Atomic spectroscopy finds extensive application in areas of atomic emission, atomic absorption and atomic fluorescence. In particular, spectrometers of the echelle variety, in which an echelle grating is used to disperse the radiation of interest, have proven to have certain advantageous characteristics, related to resolution and spectrometer design, when compared to spectrometers using conventional, high ruling density diffraction gratings. In an echelle spectrometer, greater resolution of the spectral lines derives from the fact that resolution increases as the diffraction order increases. Thus, the use of orders 20-90, for example, will yield greater resolution than the use of orders 1, 2 and 3, for example. Also, the physical size of the spectrometer is reduced by use of an echelle diffraction grating.
When using an echelle grating, the various diffraction orders normally lie essentially atop one another. A prism is commonly used to separate the orders after diffraction by the grating, and a two-dimensional pattern is formed at the focal plane in the spectrometer. The detector then comprises a two-dimensional surface containing sensing elements to detect the spectral lines.
Various types of optically-detecting semiconducting material devices have been used to collect and detect the photon signals present on focal planes of various configuration in analytical spectrometers. Linear and area arrays of photodiodes, charge-coupled devices, charge injection devices, and plasma coupled devices have been used to retrieve optical signals from conventional diffraction grating spectrometers as well as echelle grating spectrometers.
As one example of a charge-coupled device that has been employed to detect the two-dimensional diffraction patterns in echelle spectrometers, an x-y grid of pixels having 1000 rows and 1000 columns of pixels, or a total of 1,000,000 pixels, may be placed at the focal plane to detect the spectral lines. This arrangement has the advantage of being able to detect virtually all signals within the spectrometer, including background noise. Disadvantages of this form of detector include mismatch between the information sought and the detector array, loss of portions of the spectrum, and unnecessarily long read-out time. The two-dimensional diffraction pattern for continuous wavelength coverage at a given diffraction angle will form a "keystone" pattern, rather than a rectangle. The use of one or more x-y grid detectors means a mismatch of shapes between the detector and the diffraction pattern. Tradeoffs exist between underfilling/overfilling of the detector and loss of portions of the diffraction spectrum. In addition, because every pixel is read in the x-y grid, read-out time is high, even though most of the pixels will have no useful information.
Another version of solid-state detector is reflected in U.S. Pat. No. 4,820,048, to Barnard. Barnard, in effect, eliminates most of the pixels in the x-y grid, leaving small sets of linear CCD arrays positioned so as to receive only selected spectral lines and nearby background radiation. This drastic reduction in the number of pixels reduces the read-out time for the detector, but any radiation not falling at the selected line positions will not be sensed, decreasing the flexibility of this detector as compared to the x-y grid.
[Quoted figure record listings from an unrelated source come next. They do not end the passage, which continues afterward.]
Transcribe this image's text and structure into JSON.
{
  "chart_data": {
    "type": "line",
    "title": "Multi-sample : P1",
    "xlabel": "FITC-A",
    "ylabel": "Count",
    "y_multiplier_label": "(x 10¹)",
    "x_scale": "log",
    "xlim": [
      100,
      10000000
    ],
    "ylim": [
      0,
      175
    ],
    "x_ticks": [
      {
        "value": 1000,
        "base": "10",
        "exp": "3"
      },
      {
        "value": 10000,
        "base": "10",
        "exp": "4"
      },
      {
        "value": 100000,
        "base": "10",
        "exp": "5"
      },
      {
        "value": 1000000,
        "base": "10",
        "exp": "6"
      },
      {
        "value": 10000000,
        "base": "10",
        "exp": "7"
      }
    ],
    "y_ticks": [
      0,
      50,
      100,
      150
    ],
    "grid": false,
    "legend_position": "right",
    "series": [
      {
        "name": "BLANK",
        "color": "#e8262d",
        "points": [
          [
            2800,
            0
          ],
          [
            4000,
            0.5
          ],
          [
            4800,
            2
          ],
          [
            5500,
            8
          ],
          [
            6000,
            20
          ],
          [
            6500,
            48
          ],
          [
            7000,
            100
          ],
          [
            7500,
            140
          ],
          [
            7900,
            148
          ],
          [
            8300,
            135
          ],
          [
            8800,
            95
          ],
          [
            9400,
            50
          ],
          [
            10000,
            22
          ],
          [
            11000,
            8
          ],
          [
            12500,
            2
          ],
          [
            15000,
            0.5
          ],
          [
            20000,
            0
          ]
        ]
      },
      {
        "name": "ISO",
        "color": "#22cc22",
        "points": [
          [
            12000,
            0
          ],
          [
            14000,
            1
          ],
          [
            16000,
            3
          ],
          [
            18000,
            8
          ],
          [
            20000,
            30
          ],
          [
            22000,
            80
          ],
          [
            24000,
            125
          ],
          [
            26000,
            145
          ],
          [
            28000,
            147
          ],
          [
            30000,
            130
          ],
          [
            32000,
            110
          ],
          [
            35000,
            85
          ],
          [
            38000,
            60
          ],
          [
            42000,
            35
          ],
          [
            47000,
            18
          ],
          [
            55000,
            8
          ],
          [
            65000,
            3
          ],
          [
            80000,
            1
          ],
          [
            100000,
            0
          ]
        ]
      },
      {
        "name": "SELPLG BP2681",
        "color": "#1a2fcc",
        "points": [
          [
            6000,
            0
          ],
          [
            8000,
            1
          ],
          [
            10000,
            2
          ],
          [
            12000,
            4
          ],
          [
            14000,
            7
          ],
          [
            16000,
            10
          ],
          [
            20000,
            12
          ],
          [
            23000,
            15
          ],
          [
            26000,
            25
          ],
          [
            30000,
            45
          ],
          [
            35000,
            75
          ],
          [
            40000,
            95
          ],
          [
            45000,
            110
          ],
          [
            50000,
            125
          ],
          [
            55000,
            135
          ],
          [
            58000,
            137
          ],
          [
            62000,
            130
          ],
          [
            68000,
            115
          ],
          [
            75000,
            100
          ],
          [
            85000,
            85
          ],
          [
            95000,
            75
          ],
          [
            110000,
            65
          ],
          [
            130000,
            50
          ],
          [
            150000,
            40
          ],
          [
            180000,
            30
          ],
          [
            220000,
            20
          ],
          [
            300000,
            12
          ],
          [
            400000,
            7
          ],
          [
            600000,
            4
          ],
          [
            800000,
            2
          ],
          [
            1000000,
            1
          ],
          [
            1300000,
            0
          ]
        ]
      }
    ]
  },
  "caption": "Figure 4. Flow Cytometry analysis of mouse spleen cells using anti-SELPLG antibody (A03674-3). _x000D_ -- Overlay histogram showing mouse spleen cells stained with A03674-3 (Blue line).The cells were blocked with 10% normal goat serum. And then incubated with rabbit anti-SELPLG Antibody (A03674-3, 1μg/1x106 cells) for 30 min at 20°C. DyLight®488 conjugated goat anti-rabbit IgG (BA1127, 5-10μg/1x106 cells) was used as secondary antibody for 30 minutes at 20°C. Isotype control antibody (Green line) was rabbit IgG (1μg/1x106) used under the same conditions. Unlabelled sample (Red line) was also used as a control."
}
Therefore, an object of the present invention is to provide more efficient and effective means to match analytical spectral signals in a focal plane of an analytical spectrometer with semiconductor solid-state optical detector devices.
Another object of the present invention is to provide complete pixel coverage of each echelle diffraction order over the free spectral range at that diffraction angle while not unduly increasing the read-out time required.
Another object is to provide a detector having arrays of sensing elements positioned exactly along and on the locations of spectral signals on a focal plane of an echelle grating spectrometer.
Yet another object of the present invention is to provide a solid-state detector having skewed lines of pixels so that there is exact registry between the pixels and the configuration of the diffraction orders so there is continuous spectral coverage of the entire echelle grating focal plane which is produced by a particularly designed echelle grating spectrometer.
Still another object is to provide a detector having skewed lines of pixels, wherein each skewed line covers a specific diffraction order and has a number of pixels which is chosen to match the number of resolution elements available in that order over the free spectral range.
Another object is to provide a detector having skewed lines of pixels, wherein each skewed line covers a specific diffraction order and has a length which is chosen to match the length of that order of the free spectral range.
Another object is to provide a detector having skewed lines of pixels, wherein each skewed line covers a specific diffraction order and has pixels of sizes chosen to match the sizes of the resolution elements available in that order.
Still another object is to provide a detector having arrays of pixels along the locations of the diffraction orders such that the lines track the angles and the curvature of the diffraction orders as those angles and curvature change.
Another object of the invention is to provide a detector having pixels arranged along the locations of the diffraction orders so there is a continuous acceptance of spectral information across the orders.